淩天賜走了之後,孫問香看著葉芸,輕聲問道:“娘娘……”

葉芸看了一眼孫問香,說道:“最晚今夜,衛塚就能把皇帝帶回京城了,明日我會與他一起去

找九懼,救出小檀。”葉芸輕輕的歎了口氣,“我也知道,你會覺得我把事情想得過於順利,可是都到了這個時候了,我隻能把所有的事情都盡量想得順利一些。”

葉芸的話音剛落,就見彩兒跑了過來:“娘娘,家裏出事了。

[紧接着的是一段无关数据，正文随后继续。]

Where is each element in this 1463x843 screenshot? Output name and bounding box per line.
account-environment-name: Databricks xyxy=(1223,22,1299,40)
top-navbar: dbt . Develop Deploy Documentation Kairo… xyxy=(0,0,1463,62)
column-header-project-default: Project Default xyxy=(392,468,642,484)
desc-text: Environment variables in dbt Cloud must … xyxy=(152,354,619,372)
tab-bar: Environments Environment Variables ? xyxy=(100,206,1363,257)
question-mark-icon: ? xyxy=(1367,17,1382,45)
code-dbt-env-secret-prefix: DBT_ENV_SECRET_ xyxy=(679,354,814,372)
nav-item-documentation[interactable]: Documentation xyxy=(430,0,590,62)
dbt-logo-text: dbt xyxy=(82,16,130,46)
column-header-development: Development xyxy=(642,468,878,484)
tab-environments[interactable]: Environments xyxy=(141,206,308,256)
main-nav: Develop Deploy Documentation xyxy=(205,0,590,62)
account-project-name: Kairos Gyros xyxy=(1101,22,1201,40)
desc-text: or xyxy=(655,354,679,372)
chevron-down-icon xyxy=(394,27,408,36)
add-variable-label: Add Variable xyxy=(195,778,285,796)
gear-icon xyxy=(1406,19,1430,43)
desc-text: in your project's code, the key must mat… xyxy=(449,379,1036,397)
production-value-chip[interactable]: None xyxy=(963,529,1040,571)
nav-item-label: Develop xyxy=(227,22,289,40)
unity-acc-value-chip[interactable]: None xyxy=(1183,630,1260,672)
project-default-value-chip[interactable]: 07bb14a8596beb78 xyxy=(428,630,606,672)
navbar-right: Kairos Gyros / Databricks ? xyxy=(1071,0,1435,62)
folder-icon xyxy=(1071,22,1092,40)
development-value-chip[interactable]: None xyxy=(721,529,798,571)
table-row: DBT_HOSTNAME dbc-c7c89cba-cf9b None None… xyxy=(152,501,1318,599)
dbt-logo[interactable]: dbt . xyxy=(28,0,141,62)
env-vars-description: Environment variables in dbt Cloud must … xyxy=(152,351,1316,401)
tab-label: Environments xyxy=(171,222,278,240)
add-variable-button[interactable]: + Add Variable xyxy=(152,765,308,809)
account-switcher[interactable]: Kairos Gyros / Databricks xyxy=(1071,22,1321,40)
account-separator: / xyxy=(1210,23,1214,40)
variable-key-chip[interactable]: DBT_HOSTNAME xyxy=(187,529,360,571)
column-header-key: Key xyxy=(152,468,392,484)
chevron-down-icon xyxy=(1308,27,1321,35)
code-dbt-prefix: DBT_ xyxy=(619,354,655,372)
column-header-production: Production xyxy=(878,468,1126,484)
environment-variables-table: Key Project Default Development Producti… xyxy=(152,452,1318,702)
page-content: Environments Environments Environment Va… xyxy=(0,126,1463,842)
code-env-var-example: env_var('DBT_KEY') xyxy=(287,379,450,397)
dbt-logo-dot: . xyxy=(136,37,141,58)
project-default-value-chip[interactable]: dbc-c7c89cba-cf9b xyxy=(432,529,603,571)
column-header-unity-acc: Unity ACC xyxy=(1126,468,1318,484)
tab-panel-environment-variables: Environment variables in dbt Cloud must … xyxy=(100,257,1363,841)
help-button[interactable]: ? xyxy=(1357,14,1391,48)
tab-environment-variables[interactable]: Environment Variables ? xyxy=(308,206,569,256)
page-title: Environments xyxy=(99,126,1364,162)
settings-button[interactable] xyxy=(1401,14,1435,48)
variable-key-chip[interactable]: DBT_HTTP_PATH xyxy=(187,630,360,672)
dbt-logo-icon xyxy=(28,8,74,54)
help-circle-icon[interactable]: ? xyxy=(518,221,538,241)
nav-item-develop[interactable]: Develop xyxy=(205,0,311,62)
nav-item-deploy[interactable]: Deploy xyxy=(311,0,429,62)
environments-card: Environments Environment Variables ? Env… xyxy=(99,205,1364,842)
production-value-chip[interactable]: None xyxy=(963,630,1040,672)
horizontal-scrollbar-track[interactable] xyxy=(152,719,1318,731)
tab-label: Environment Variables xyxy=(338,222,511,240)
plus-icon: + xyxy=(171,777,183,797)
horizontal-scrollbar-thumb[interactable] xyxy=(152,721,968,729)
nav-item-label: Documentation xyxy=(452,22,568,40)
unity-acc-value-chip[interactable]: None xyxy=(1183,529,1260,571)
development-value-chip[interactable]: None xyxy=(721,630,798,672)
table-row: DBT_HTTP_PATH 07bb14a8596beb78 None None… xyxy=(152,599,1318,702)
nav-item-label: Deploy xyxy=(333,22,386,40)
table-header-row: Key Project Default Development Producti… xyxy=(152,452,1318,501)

”

“出事了?”葉芸臉色一變,趕緊往裏麵走去。

彩兒跟在葉芸的身邊,邊走邊說道:“就在兩個時辰前,有人放了一具屍體在後院,還有兩個護院被打暈了,那具屍體上麵綁著一封用血寫的信,信上就寫著幾個字——葉家必亡!”

彩兒最後幾個字,半天都不敢說出口,說出來之後,臉色不霽的看著葉芸。

葉芸沒有出聲,隻是眸色沉了幾分,走到大廳時,所有的家人都在,就連葉萱也在,譚氏將葉芸摟在懷裏,譚氏嚇得臉色蒼白。

譚文曜有些不悅的看著譚氏:“你說,我們一家人都在呢,你到底在害怕什麽?”

譚氏正要說話,見到葉芸後,立刻住了口,起身拉著葉芸,著急的上下打量了一番:“芸兒,你沒事吧?”

“娘,我沒事,你看我出去的時候,身邊帶了這麽多人,能有什麽事?”葉芸轉頭,看了一眼譚文曜,譚文曜將桌上放著的那封信交給葉芸,並說道,“那具屍體我檢查過了,是被人以內力擊打致死,沒有別的外傷,也沒有中過毒。死者是長住在京城的一個普通百姓,因為封了城,不能回鄉,前兩日出門去街上買東西後就一直沒有回過家。他的家人已經來把屍體領走了。”

葉芸怔了怔:“外祖父,沒出什麽事吧?”如果單單就隻是一封血書,家裏的人應該不會是這個樣子。

鍾穀芙是個急性子,見譚文曜說話時抑揚頓挫的,伸手將他往身後一拉:“讓開,我來說!”鍾穀芙先是看了一眼譚氏,說道,“靈兒,你爹方才說得對,我們是一家人,現在我們一家人都在這裏,你在害怕什麽?我鍾穀芙的女兒,可不能這麽膽小。對了,芸兒,你娘是被剛才那個死者的家屬給嚇到了,那個家屬說我們仗著有太子撐腰,居然濫殺無辜,你娘是害怕因為這件事,而連累到了太子。”